Cutter v. Wilkinson

544 U.S. 709, 125 S. Ct. 2113 (2005)

 

RULE:

Section 3, codified at 42 U.S.C.S. § 2000cc-1(a)(1)-(2), of the Religious Land Use and Institutionalized Persons Act of 2000 (RLUIPA), 42 U.S.C.S. § 2000cc et seq., provides in part that no state or local government shall impose a substantial burden on the religious exercise of a person residing in or confined to an institution unless the government shows that the burden furthers a compelling governmental interest and does so by the least restrictive means. The RLUIPA defines "religious exercise" to include any exercise of religion, whether or not compelled by, or central to, a system of religious belief. 42 U.S.C.S. § 2000cc-5(7)(A)42 U.S.C.S. § 2000cc-1(a)(1)-(2) applies when the substantial burden on religious exercise is imposed in a program or activity that receives Federal financial assistance, or the substantial burden affects, or removal of that substantial burden would affect, commerce with foreign nations, among the several States, or with Indian tribes. 42 U.S.C.S. § 2000cc-1(b)(1)-(2).
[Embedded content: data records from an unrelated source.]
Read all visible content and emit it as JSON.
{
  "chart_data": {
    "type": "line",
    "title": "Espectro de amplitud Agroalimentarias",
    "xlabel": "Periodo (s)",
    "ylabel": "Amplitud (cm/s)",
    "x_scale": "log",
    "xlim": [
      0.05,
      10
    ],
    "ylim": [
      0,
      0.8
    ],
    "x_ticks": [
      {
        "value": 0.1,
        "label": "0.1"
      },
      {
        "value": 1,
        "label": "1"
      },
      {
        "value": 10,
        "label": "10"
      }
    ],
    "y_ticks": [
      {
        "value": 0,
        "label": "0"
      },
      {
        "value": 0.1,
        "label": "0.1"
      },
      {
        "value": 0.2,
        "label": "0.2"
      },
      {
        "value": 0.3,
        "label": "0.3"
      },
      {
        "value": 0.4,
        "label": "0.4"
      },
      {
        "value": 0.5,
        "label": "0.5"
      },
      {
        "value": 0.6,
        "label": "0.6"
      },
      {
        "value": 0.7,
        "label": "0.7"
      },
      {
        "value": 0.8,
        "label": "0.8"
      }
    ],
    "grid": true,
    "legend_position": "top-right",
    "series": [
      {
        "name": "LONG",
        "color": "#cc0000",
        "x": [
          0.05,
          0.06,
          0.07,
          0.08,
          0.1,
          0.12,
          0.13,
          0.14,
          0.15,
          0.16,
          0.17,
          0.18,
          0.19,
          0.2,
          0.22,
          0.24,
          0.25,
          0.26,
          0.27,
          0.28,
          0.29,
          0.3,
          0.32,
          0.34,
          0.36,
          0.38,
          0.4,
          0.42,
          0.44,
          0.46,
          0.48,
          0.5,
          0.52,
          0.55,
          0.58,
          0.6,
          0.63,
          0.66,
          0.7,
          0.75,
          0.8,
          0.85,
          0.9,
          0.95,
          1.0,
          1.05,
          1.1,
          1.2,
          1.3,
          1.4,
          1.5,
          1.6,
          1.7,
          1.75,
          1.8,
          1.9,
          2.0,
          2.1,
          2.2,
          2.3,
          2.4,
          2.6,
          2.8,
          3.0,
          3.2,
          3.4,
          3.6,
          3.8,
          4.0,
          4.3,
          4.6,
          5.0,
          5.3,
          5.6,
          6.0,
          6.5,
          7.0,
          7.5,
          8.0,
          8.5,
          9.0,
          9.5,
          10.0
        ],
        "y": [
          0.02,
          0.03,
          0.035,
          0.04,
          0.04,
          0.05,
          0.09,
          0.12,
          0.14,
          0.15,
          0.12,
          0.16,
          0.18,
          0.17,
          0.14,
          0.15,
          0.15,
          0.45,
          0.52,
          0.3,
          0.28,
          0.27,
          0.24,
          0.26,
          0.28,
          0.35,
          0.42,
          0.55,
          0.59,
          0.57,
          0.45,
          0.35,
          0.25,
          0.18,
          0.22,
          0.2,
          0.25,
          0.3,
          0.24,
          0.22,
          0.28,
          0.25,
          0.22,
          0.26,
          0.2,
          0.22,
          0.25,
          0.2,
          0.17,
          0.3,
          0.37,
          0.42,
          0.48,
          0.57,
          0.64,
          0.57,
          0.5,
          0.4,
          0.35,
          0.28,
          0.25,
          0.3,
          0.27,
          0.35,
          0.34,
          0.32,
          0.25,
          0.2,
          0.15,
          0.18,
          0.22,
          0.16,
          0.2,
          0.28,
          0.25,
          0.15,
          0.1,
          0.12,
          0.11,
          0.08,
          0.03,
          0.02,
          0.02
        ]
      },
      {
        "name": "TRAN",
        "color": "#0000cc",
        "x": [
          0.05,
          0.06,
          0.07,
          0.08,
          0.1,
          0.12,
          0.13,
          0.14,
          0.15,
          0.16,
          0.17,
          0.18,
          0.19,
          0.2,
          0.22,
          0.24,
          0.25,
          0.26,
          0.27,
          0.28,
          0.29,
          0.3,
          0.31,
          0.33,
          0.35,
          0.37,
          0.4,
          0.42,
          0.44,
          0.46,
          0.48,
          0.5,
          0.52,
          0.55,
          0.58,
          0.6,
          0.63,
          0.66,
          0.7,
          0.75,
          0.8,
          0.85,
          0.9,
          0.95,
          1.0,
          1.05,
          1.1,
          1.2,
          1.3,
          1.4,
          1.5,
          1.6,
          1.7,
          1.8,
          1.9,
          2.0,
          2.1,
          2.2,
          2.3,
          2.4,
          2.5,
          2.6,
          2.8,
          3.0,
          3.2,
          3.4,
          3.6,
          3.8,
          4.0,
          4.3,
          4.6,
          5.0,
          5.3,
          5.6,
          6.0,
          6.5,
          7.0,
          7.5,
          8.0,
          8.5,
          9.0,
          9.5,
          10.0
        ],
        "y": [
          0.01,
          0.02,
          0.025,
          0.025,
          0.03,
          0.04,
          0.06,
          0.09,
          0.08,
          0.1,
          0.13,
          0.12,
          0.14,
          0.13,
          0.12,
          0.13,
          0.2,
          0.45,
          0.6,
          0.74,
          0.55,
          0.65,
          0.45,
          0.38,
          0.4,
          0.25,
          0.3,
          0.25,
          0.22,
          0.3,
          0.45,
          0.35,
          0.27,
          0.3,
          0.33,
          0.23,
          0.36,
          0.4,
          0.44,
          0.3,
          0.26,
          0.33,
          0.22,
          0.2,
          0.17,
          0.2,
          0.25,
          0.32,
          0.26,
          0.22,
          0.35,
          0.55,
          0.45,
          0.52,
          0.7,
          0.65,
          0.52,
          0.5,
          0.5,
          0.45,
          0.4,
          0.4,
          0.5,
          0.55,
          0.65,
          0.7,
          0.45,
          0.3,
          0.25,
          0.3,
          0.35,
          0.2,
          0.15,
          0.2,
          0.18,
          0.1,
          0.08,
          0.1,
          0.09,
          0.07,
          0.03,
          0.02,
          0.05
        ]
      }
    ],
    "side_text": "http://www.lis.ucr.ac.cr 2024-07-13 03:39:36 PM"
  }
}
A person may assert a violation of RLUIPA as a claim or defense in a judicial proceeding and obtain appropriate relief against a government.

FACTS:

Section 3 of the Religious Land Use and Institutionalized Persons Act of 2000 (RLUIPA or Act) provides in part: "No government shall impose a substantial burden on the religious exercise of a person residing in or confined to an institution," unless the burden furthers "a compelling governmental interest," and does so by "the least restrictive means." Petitioners, current and former inmates of Ohio state institutions, alleged, inter alia, that respondent prison officials violated § 3 by failing to accommodate petitioners' exercise of their "non-mainstream" religions in a variety of ways. Respondents moved to dismiss that claim, arguing that § 3, on its face, improperly advances religion in violation of the First Amendment's Establishment Clause. Rejecting that argument, the District Court stated that RLUIPA permits safety and security -- undisputedly compelling state interests -- to outweigh an inmate's claim to a religious accommodation. On the thin record before it, the court could not find that enforcement of RLUIPA inevitably would compromise prison security. Reversing on interlocutory appeal, the Sixth Circuit held that § 3 impermissibly advances religion by giving greater protection to religious rights than to other constitutionally protected rights, and suggested that affording religious prisoners superior rights might encourage prisoners to become religious. The Court reversed the circuit court's judgment.

ISSUE:

 Is Section 3 of RLUIPA permissible accommodation that is not barred by the Establishment Clause?

ANSWER:

Yes.

CONCLUSION:

The Court held that § 2000cc-1, on its face, qualified as a permissible accommodation that was not barred by the Establishment ClauseSection 2000cc-1 was compatible with the Establishment Clause because it alleviated exceptional government-created burdens on private religious exercise. Further, § 2000cc-1 did not elevate accommodation of religious observances over an institution's need to maintain order and safety. Finally, the Court found that § 2000cc-1 did not differentiate among bona fide faiths because it conferred no privileged status on any particular religious sect. The circuit court misread the Court's precedents to require invalidation of § 2000cc-1 as impermissibly advancing religion by giving greater protection to religious rights than to other constitutionally protected rights.